🤖 AI Summary
This work proposes continuous Progressive Neural Networks (cPNN) to address the threefold challenges of temporal dependencies, concept drift, and catastrophic forgetting in non-stationary time series data streams. By integrating recurrent neural network architectures with a streaming-oriented stochastic gradient descent strategy, cPNN enables a dynamically expandable network structure that efficiently learns new concepts while preserving historical knowledge. As the first unified framework tackling these interrelated issues simultaneously, cPNN significantly enhances adaptation speed and robustness to distributional shifts without compromising memory of previously learned tasks.
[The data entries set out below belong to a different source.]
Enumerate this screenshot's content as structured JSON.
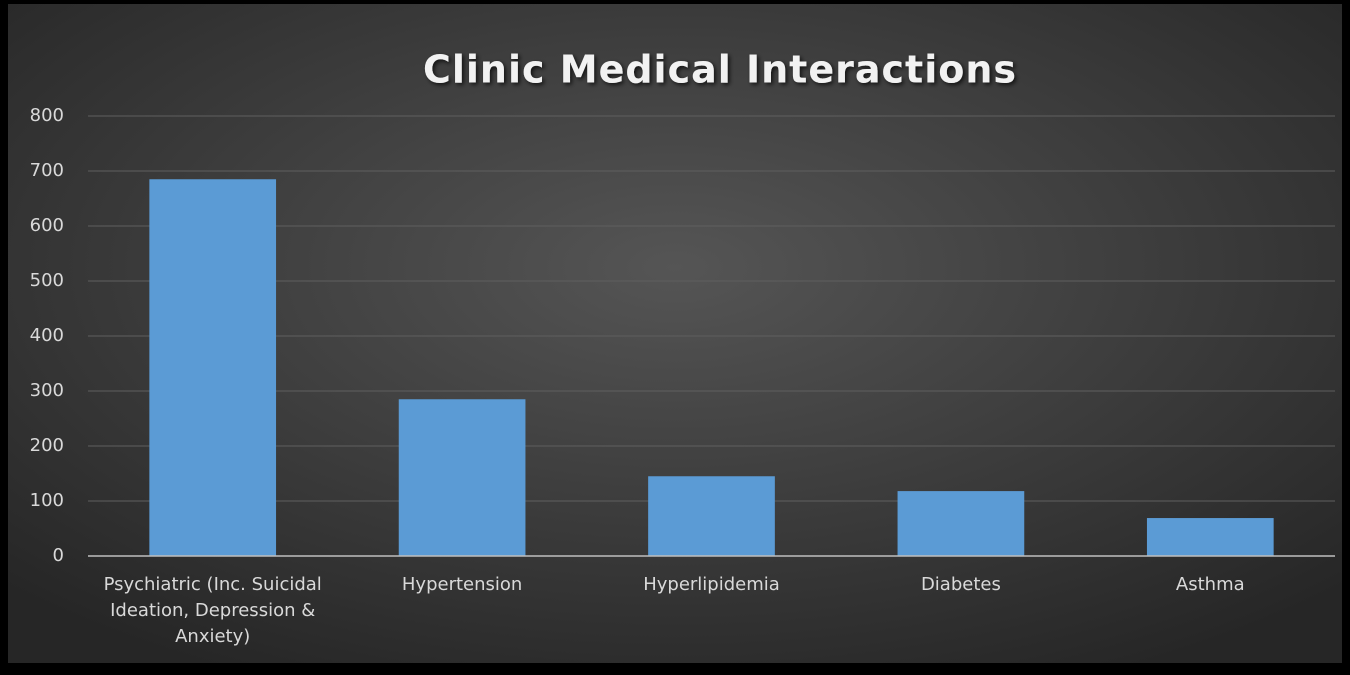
{
  "chart_data": {
    "type": "bar",
    "title": "Clinic Medical Interactions",
    "categories": [
      "Psychiatric (Inc. Suicidal Ideation, Depression & Anxiety)",
      "Hypertension",
      "Hyperlipidemia",
      "Diabetes",
      "Asthma"
    ],
    "values": [
      685,
      285,
      145,
      118,
      69
    ],
    "color": "#5b9bd5",
    "ylim": [
      0,
      800
    ],
    "yticks": [
      0,
      100,
      200,
      300,
      400,
      500,
      600,
      700,
      800
    ],
    "grid": true
  }
}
Ablation studies further confirm its superior performance in scenarios involving concept drift, demonstrating its effectiveness in maintaining both stability and plasticity in dynamic environments.
📝 Abstract
Dealing with an unbounded data stream involves overcoming the assumption that data is identically distributed and independent. A data stream can, in fact, exhibit temporal dependencies (i.e., be a time series), and data can change distribution over time (concept drift). The two problems are deeply discussed, and existing solutions address them separately: a joint solution is absent. In addition, learning multiple concepts implies remembering the past (a.k.a. avoiding catastrophic forgetting in Neural Networks' terminology). This work proposes Continuous Progressive Neural Networks (cPNN), a solution that tames concept drifts, handles temporal dependencies, and bypasses catastrophic forgetting. cPNN is a continuous version of Progressive Neural Networks, a methodology for remembering old concepts and transferring past knowledge to fit the new concepts quickly. We base our method on Recurrent Neural Networks and exploit the Stochastic Gradient Descent applied to data streams with temporal dependencies. Results of an ablation study show a quick adaptation of cPNN to new concepts and robustness to drifts.